In the portraits of the grandees of history, the important and self-important, their eyes are not looking inward. They’re glaring at you, demanding your attention. They scream, “I’m a big shot, pay attention to my exalted place in life…and the things I wear and own.”
Status is held sacred in all areas of society and there are levels and styles of stature…and portrait painters had better pay attention.
Kings, queens, and potentates have always wanted majesty—the loftiness of power and wealth. Painters like Hans Holbein gave it to them.
Politicians, on the other hand, go for the stately, whether they’re actually stately or not. They want the earthy tones of the original Rembrandt applied to the somber visages of humble nobility. Their gaze floats past you and settles on a great vision of the future. Rembrandt Peale got it rolling in America and many others have understood the genre. The humbly heroic visage continues to this day.
Entertainment titans want flair and the latest acclaimed styles with lots of color. It’s mostly photography these days. You get the impression they’re looking in a mirror, checking out their own beautifulness.

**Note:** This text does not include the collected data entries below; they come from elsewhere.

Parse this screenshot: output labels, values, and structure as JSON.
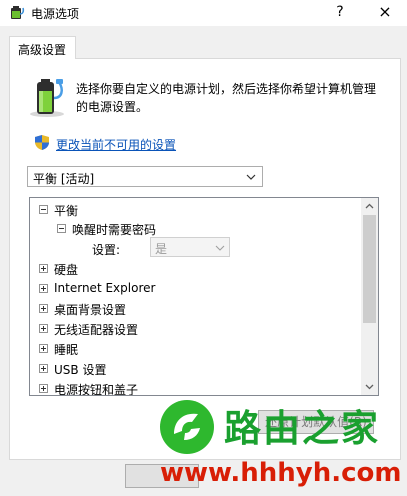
{
  "window": {
    "title": "电源选项",
    "help_label": "?",
    "close_label": "×"
  },
  "tab": {
    "label": "高级设置"
  },
  "intro": {
    "line1": "选择你要自定义的电源计划，然后选择你希望计算机管理",
    "line2": "的电源设置。"
  },
  "change_link": "更改当前不可用的设置",
  "plan_select": {
    "value": "平衡 [活动]"
  },
  "tree": {
    "root": "平衡",
    "password_node": "唤醒时需要密码",
    "setting_label": "设置:",
    "setting_value": "是",
    "items": [
      "硬盘",
      "Internet Explorer",
      "桌面背景设置",
      "无线适配器设置",
      "睡眠",
      "USB 设置",
      "电源按钮和盖子"
    ]
  },
  "buttons": {
    "restore": "还原计划默认值(R)"
  },
  "watermark": {
    "name": "路由之家",
    "url": "www.hhhyh.com"
  }
}
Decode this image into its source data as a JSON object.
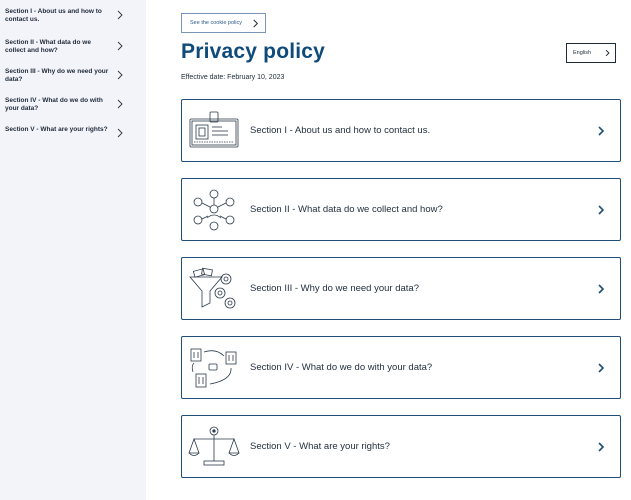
{
  "sidebar": {
    "items": [
      {
        "label": "Section I - About us and how to contact us."
      },
      {
        "label": "Section II - What data do we collect and how?"
      },
      {
        "label": "Section III - Why do we need your data?"
      },
      {
        "label": "Section IV - What do we do with your data?"
      },
      {
        "label": "Section V - What are your rights?"
      }
    ]
  },
  "header": {
    "cookie_button": "See the cookie policy",
    "title": "Privacy policy",
    "language": "English",
    "effective_date": "Effective date: February 10, 2023"
  },
  "sections": [
    {
      "label": "Section I - About us and how to contact us.",
      "icon": "id-card-icon"
    },
    {
      "label": "Section II - What data do we collect and how?",
      "icon": "data-network-icon"
    },
    {
      "label": "Section III - Why do we need your data?",
      "icon": "funnel-gears-icon"
    },
    {
      "label": "Section IV - What do we do with your data?",
      "icon": "buildings-cycle-icon"
    },
    {
      "label": "Section V - What are your rights?",
      "icon": "scales-icon"
    }
  ],
  "colors": {
    "brand": "#0e4a7a",
    "border": "#1f4e79",
    "sidebar_bg": "#f3f4fa"
  }
}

The portraits of real people, by first-rate painters like Desiree Sterbini are often not “portraits” so much as works of art that can touch a place in your heart. The people often have an inner gaze—an inner strength.
The core of any portrait is identity—that inner and outer amalgamation of spirit and bone, skin and energy…especially mental and emotional strength. Desiree captures that identity through still, quiet moments of looking inward while looking outward.
The portrait of PTSD is like that: it is the inner and outer consolidation of identity and energy. It can suddenly explode in an emotional frenzy and become a portrait of someone who’s looking back at you. It can be a you that you don’t recognize. That’s the time I reach for the peace of the spiritual in a conversation, yes, a prayer—a joining with the inner strength of the supernatural.